Partly because the forest country of the West was sparsely settled, these great fires caused little loss of life, unlike those of the upper Midwest. The deadliest year in forest history was 1871. The Peshtigo Fire in Wisconsin killed more than 1,700 people, and burned 1,200,000 acres. The great Michigan Fire of that same year burned 2,500,000 acres. Both started on the same day as the great Chicago fire that wiped out the city and took 300 lives.
On Oct. 24, 1868, the Statesman told its readers and its exchanges with other papers “We desire to give notice to our contemporaries that the atmosphere of Idaho has cleared up. The smoke which for two months hovered over the hills thicker than ever seen since Idaho had a name, has lifted and gone. The Owyhee Mountains were plainly visible yesterday for the first time in many weeks.”
On Aug. 24, 1869, the Statesman reported “The timber on the hills north of town has been set on fire by some miscreant. Timber is too scarce in this country to be wasted in that manner, and a severe penalty should be visited upon those guilty of the offense.” Since a number of Boise families camped in the woods above town every summer to escape the heat of the valley, it seems more likely that the fire was set by accident, or even by lightning.
Every summer, reports like this of August 1871 could just as well have been written in August 2015: “The air is full of smoke these days, caused probably by the fires in the mountains. The sun shines through it redly and warmly.”
In September 1871, the editor wondered “If it is true, as stated in natural philosophy, that extensive fires produce corresponding copious rains, how does it come that we are not treated to a young deluge in this region. The woods are on fire from here westward to the coast, and the smoke is so dense that we can hardly see the hills close by us.”

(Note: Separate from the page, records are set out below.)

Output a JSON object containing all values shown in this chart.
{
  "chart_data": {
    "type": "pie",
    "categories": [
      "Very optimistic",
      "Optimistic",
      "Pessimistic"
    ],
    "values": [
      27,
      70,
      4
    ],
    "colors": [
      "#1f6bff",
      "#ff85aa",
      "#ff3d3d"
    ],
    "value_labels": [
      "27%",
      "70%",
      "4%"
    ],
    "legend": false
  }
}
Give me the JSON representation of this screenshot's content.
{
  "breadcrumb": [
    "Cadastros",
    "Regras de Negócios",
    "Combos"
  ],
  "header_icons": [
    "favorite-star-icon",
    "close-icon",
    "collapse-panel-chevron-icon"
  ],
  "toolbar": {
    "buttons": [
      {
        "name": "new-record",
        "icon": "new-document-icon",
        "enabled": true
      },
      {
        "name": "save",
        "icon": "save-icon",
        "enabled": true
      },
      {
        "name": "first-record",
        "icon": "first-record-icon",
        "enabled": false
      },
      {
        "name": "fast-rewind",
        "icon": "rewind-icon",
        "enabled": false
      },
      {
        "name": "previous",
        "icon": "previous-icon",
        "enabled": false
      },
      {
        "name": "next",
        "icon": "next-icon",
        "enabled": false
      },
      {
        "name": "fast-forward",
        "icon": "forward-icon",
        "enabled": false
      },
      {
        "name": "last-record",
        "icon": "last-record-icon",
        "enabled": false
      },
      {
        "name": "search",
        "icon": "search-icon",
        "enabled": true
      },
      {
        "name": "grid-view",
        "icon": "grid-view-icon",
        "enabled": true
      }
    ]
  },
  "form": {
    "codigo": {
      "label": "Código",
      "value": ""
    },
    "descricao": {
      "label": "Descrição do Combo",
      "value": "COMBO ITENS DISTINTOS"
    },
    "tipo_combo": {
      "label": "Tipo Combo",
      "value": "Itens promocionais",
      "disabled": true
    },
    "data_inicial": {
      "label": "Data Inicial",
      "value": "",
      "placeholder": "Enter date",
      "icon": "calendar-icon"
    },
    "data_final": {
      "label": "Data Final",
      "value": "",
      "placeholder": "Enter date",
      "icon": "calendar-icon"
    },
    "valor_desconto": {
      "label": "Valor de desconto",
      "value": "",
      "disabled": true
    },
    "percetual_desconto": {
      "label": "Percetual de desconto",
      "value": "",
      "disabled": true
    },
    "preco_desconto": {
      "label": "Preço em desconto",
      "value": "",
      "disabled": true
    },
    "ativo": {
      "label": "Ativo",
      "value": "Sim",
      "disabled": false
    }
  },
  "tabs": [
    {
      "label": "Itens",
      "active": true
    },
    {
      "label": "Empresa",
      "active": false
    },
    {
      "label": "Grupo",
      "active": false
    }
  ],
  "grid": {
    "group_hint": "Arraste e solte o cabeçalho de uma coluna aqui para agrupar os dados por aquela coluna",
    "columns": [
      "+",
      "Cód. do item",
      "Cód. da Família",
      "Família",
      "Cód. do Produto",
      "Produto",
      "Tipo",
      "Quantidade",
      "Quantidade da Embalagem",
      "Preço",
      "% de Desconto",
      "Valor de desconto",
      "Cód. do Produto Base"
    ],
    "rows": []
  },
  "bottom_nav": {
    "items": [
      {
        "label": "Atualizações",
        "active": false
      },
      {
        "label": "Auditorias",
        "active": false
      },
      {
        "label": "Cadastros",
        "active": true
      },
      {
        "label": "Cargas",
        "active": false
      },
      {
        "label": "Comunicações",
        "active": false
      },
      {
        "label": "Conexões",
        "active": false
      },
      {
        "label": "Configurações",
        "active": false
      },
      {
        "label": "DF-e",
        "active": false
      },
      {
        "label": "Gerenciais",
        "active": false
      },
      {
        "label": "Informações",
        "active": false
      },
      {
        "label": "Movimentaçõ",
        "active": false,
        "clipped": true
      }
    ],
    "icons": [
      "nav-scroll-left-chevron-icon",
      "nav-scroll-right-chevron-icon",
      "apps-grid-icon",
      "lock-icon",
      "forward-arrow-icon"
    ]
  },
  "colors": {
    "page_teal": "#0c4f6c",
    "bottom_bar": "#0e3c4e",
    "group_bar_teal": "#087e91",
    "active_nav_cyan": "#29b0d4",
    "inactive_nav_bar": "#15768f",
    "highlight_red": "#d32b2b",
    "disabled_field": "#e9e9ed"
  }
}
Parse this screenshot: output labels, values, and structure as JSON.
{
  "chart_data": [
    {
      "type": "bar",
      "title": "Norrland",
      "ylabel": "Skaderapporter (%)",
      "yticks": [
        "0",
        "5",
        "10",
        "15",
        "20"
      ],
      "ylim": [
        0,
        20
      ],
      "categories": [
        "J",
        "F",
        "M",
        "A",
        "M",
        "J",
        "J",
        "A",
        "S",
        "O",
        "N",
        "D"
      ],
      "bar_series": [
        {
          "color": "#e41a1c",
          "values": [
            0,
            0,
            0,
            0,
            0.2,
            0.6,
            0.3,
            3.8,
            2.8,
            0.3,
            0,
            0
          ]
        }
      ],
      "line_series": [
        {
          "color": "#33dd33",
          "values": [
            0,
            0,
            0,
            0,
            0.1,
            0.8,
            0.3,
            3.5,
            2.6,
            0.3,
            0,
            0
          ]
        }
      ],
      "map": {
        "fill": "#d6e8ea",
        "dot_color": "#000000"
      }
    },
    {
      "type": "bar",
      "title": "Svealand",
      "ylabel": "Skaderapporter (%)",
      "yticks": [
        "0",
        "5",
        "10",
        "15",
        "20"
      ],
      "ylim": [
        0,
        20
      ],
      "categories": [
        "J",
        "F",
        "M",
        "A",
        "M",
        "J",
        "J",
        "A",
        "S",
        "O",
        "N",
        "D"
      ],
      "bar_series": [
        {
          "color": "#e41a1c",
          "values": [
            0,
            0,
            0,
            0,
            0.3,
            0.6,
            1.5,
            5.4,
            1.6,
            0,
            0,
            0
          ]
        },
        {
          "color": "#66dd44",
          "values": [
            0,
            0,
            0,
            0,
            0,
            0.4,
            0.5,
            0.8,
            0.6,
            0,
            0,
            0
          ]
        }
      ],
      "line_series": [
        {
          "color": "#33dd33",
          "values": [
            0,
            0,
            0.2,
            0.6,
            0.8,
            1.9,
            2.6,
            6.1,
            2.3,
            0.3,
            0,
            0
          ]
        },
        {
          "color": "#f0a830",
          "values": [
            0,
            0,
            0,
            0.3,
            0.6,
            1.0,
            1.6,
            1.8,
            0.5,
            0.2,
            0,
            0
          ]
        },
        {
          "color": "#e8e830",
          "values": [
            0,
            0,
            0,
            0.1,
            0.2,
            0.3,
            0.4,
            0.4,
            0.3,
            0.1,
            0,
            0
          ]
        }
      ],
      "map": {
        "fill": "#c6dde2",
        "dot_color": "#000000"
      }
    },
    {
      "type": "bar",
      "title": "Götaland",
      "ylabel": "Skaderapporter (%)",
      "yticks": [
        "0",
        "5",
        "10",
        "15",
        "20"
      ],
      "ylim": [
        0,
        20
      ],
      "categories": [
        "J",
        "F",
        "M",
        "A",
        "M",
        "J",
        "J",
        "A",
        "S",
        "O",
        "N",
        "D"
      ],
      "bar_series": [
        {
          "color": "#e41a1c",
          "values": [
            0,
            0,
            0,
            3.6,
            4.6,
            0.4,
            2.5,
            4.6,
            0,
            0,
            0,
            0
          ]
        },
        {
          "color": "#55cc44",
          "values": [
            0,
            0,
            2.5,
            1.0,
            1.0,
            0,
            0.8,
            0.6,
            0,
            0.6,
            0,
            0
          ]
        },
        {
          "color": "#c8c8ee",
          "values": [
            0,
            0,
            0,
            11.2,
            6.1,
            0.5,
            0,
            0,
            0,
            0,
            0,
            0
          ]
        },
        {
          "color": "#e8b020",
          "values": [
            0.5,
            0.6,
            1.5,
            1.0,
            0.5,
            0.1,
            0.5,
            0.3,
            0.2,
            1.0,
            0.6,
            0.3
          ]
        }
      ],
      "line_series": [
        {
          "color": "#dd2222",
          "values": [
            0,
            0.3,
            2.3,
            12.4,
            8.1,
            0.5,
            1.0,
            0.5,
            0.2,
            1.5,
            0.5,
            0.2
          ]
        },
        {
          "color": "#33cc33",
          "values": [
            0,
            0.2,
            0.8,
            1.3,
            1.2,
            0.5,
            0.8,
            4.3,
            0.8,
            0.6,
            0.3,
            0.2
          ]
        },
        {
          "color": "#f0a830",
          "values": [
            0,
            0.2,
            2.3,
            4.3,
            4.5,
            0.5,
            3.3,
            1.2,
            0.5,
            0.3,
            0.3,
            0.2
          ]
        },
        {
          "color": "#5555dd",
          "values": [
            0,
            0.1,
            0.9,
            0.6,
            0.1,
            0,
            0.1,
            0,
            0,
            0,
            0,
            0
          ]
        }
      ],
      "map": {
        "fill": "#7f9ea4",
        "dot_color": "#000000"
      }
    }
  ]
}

In July 1889, as delegates met in Boise to form the state constitution, preparatory to Idaho statehood in 1890, other news in the Statesman dealt with a familiar subject: “Great fires are raging in all directions.” Ketchum was surrounded by fire, but all the aid Gov. Shoup could send them was $200. At Lewiston, people were suffering great discomfort from dense smoke, and the Snake River was lower than it had ever been “since the advent of the white population,” and Boise, reported the Statesman, “for more than a month has been enveloped in a dense cloud of smoke.” There was no air-conditioning in those days, no escape, and no relief until mother nature relented.